Я его боюсь. И себя боюсь. Себя даже больше, потому что слаба.
Потому что он будил то, что следовало похоронить. Надежду. Нет никакой надежды, не надо себя мучить, отрезая хвост по частям.
— Я не хочу выходить за тебя замуж, — сказала я, почувствовав, как в глубине души поднимается вопль возмущения: «Врёшь!» — И не выйду. Нам не о чем говорить.
Я хотела пройти мимо или повернуть назад. Какого чёрта вообще вышла на обед, я ведь разучилась получать удовольствие от пищи за последние несколько месяцев!
А тут отправилась просто подышать свежим воздухом, и на тебе! Влипла, как утопающий, уже смирившийся с гибелью, уже простившийся с земными заботами и людьми, с ними связанными, и тут ему кидают спасательный круг.
Ещё не спасение, но уже путь к нему. Путь, который появился слишком поздно, чтобы вызвать радость.
— Тогда пойдём поговорим.
Он преградил мне дорогу назад. Я повернулась, заставила себе посмотреть в глаза и чётко произнесла:
— Я разлюбила тебя. А, может, и не любила никогда. Зачем ты заставляешь меня это произносить вслух? Разве моё бегство не говорило само за себя? Я сбежала от тебя.
Повернувшись, чтобы уйти и на этот раз, я почувствовала его руку на своём запястье. Хватка не была железной, она не принуждала остаться. Скорее это были оковы, разорвать которые при желании мне не составило труда.
И всё же именно это прикосновение, почти просящее и в то же время требующее обратить на себя внимание, заставило обернутся.

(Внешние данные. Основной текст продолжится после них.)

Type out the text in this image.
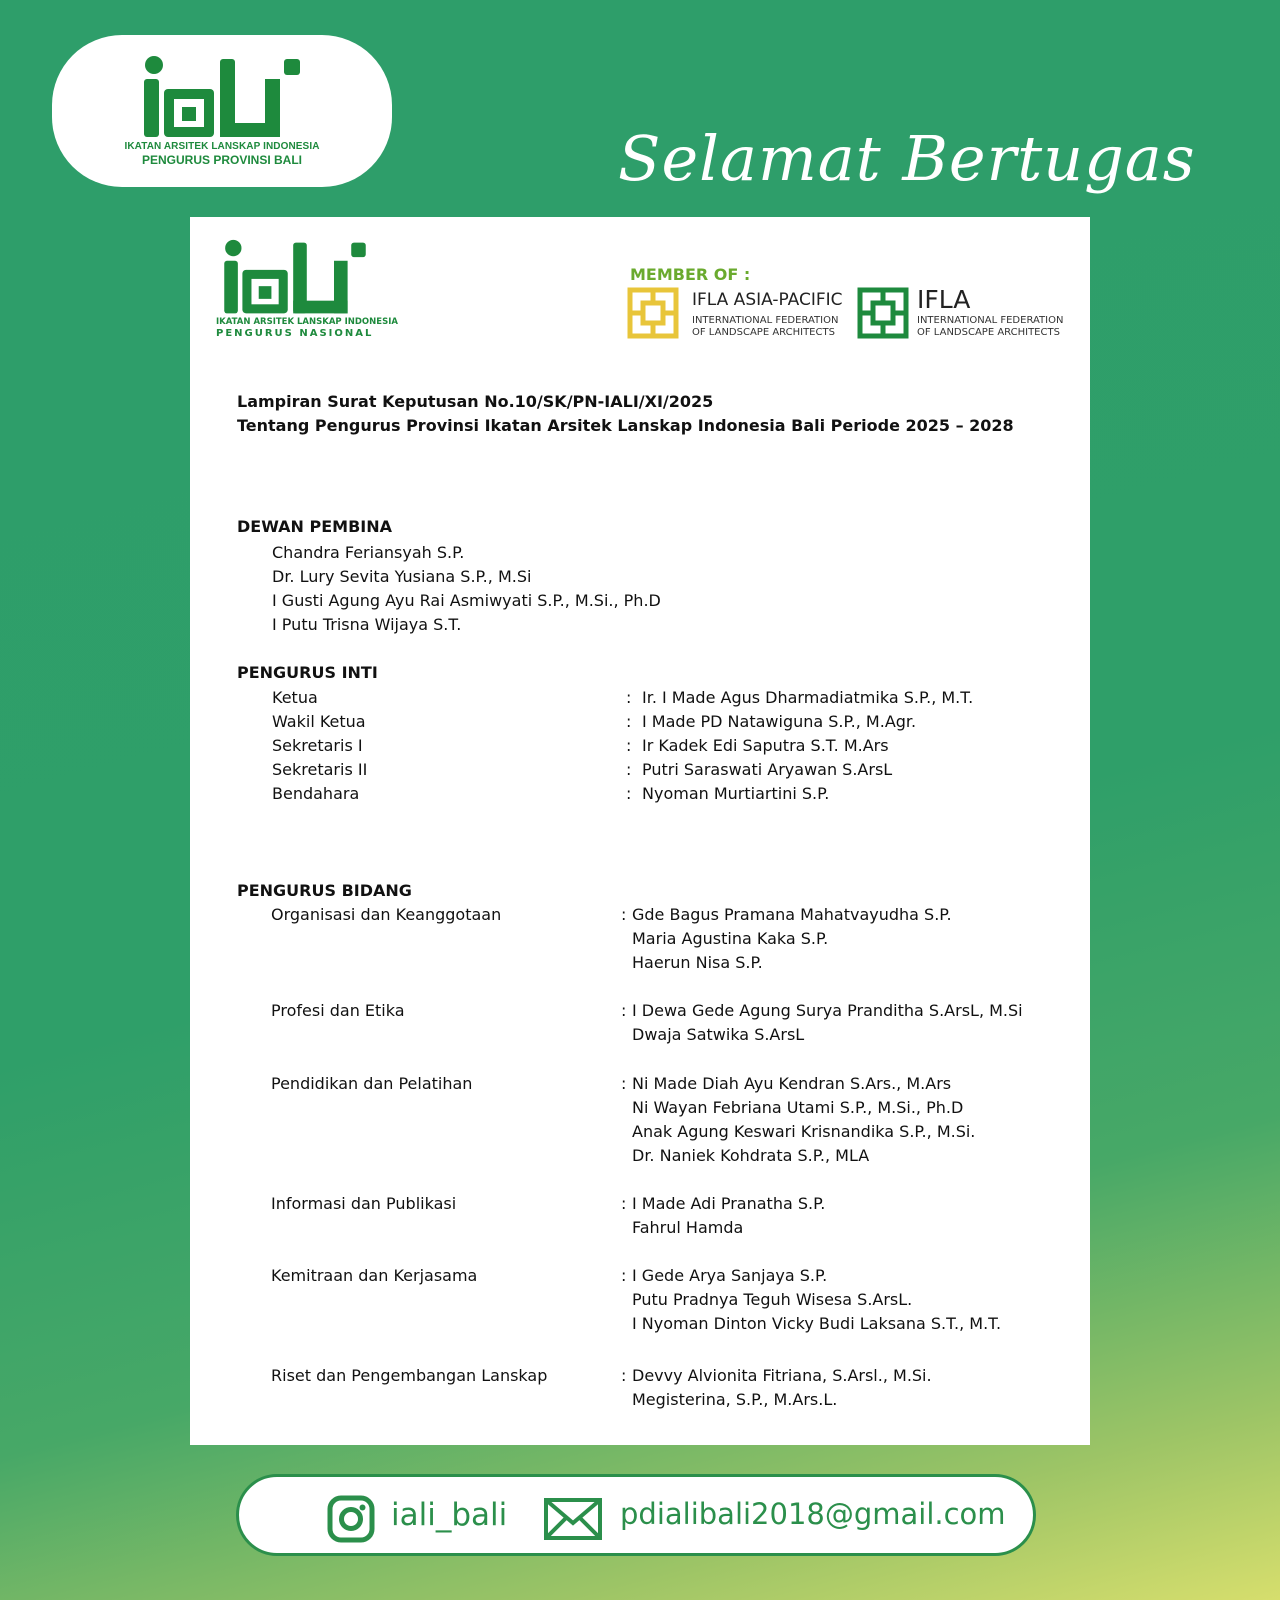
IKATAN ARSITEK LANSKAP INDONESIA
PENGURUS PROVINSI BALI	Selamat Bertugas
IKATAN ARSITEK LANSKAP INDONESIA
PENGURUS NASIONAL
MEMBER OF :
IFLA ASIA-PACIFIC
INTERNATIONAL FEDERATION
OF LANDSCAPE ARCHITECTS
IFLA
INTERNATIONAL FEDERATION
OF LANDSCAPE ARCHITECTS
Lampiran Surat Keputusan No.10/SK/PN-IALI/XI/2025
Tentang Pengurus Provinsi Ikatan Arsitek Lanskap Indonesia Bali Periode 2025 – 2028
DEWAN PEMBINA
Chandra Feriansyah S.P.
Dr. Lury Sevita Yusiana S.P., M.Si
I Gusti Agung Ayu Rai Asmiwyati S.P., M.Si., Ph.D
I Putu Trisna Wijaya S.T.
PENGURUS INTI
Ketua	: Ir. I Made Agus Dharmadiatmika S.P., M.T.
Wakil Ketua	: I Made PD Natawiguna S.P., M.Agr.
Sekretaris I	: Ir Kadek Edi Saputra S.T. M.Ars
Sekretaris II	: Putri Saraswati Aryawan S.ArsL
Bendahara	: Nyoman Murtiartini S.P.
PENGURUS BIDANG
Organisasi dan Keanggotaan	: Gde Bagus Pramana Mahatvayudha S.P.
Maria Agustina Kaka S.P.
Haerun Nisa S.P.
Profesi dan Etika	: I Dewa Gede Agung Surya Pranditha S.ArsL, M.Si
Dwaja Satwika S.ArsL
Pendidikan dan Pelatihan	: Ni Made Diah Ayu Kendran S.Ars., M.Ars
Ni Wayan Febriana Utami S.P., M.Si., Ph.D
Anak Agung Keswari Krisnandika S.P., M.Si.
Dr. Naniek Kohdrata S.P., MLA
Informasi dan Publikasi	: I Made Adi Pranatha S.P.
Fahrul Hamda
Kemitraan dan Kerjasama	: I Gede Arya Sanjaya S.P.
Putu Pradnya Teguh Wisesa S.ArsL.
I Nyoman Dinton Vicky Budi Laksana S.T., M.T.
Riset dan Pengembangan Lanskap	: Devvy Alvionita Fitriana, S.Arsl., M.Si.
Megisterina, S.P., M.Ars.L.
iali_bali	pdialibali2018@gmail.com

— Я с тобой никуда не пойду. Пусти! — твёрдо сказала я, черпая на дне отчаяния и мрачных мыслей о том, что я испорчу ему жизнь, силы.
Да, именно испорчу! Он мечтал о сыне, у меня не будет никого. И ЭКО противопоказано. Яйцеклетку не получить без риска сдохнуть от рака.

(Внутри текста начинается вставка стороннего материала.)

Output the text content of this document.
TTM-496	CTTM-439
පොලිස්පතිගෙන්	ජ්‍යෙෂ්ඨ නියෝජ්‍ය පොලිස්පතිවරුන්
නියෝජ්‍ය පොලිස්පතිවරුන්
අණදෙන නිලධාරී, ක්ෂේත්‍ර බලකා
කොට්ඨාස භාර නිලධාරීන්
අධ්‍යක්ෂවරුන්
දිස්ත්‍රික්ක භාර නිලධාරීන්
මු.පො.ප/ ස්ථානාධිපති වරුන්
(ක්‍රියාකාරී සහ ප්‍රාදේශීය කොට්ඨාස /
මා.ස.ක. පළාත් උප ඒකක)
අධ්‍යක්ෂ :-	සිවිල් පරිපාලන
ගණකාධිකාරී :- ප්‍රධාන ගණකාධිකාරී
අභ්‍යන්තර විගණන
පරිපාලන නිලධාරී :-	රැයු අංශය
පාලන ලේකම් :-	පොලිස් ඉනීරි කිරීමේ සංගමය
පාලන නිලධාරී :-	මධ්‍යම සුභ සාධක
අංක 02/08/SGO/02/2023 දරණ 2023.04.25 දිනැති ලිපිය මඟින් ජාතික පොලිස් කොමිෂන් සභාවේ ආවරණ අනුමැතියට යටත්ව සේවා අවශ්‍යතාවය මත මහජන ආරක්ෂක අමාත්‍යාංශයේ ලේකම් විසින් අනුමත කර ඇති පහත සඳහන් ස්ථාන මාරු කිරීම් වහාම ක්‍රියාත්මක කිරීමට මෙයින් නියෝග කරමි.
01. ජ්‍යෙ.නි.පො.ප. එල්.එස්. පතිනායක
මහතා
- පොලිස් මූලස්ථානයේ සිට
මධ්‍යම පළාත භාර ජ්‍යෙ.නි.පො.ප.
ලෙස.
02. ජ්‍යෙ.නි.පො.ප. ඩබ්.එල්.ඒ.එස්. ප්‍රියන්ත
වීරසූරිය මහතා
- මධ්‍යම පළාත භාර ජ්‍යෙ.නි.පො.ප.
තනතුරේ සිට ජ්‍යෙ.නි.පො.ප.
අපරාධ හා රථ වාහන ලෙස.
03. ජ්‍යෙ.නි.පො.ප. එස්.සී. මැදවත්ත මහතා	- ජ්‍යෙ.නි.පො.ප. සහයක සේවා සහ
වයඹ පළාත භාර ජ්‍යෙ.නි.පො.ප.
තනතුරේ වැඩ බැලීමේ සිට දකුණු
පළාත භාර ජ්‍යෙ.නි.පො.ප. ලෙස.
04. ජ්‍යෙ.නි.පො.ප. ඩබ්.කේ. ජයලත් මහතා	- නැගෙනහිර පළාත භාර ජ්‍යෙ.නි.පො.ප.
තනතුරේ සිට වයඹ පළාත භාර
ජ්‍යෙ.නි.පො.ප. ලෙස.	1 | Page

Выход только один: оставить его в покое. Не быть оковами на ногах, ножницами, подрезающими крылья.
— Пойдёшь, Марго. Всегда шла и теперь пойдёшь!
Хватка усилилась, теперь это были оковы, цепи, приковывающие нас друг к другу.
— Мне надо на работу. Перерыв скоро закончится.
— Не сегодня. У меня мало времени, и я не собираюсь тратить его на ожидание.
Когда Михаил говорил вот так, твёрдо и прямо, безо всяких расшаркиваний и заботе о желании других, это означало, что он всё равно своего добьётся.
Но я боялась нашего предстоящего разговора, поэтому сделала последнюю попытку, похожую на писк выпавшего из гнезда птенца.
— Пусти! — почти прошептала я, чувствуя, как задыхаюсь. Как ноги делают шаг навстречу тому, кого я ждала.
Неправда, что я о нём забыла. Неправдой были все клятвы, принесённые отцу в том, что мы с Михаилом никогда не останемся больше наедине. Всё оказалось ложью и фальшей.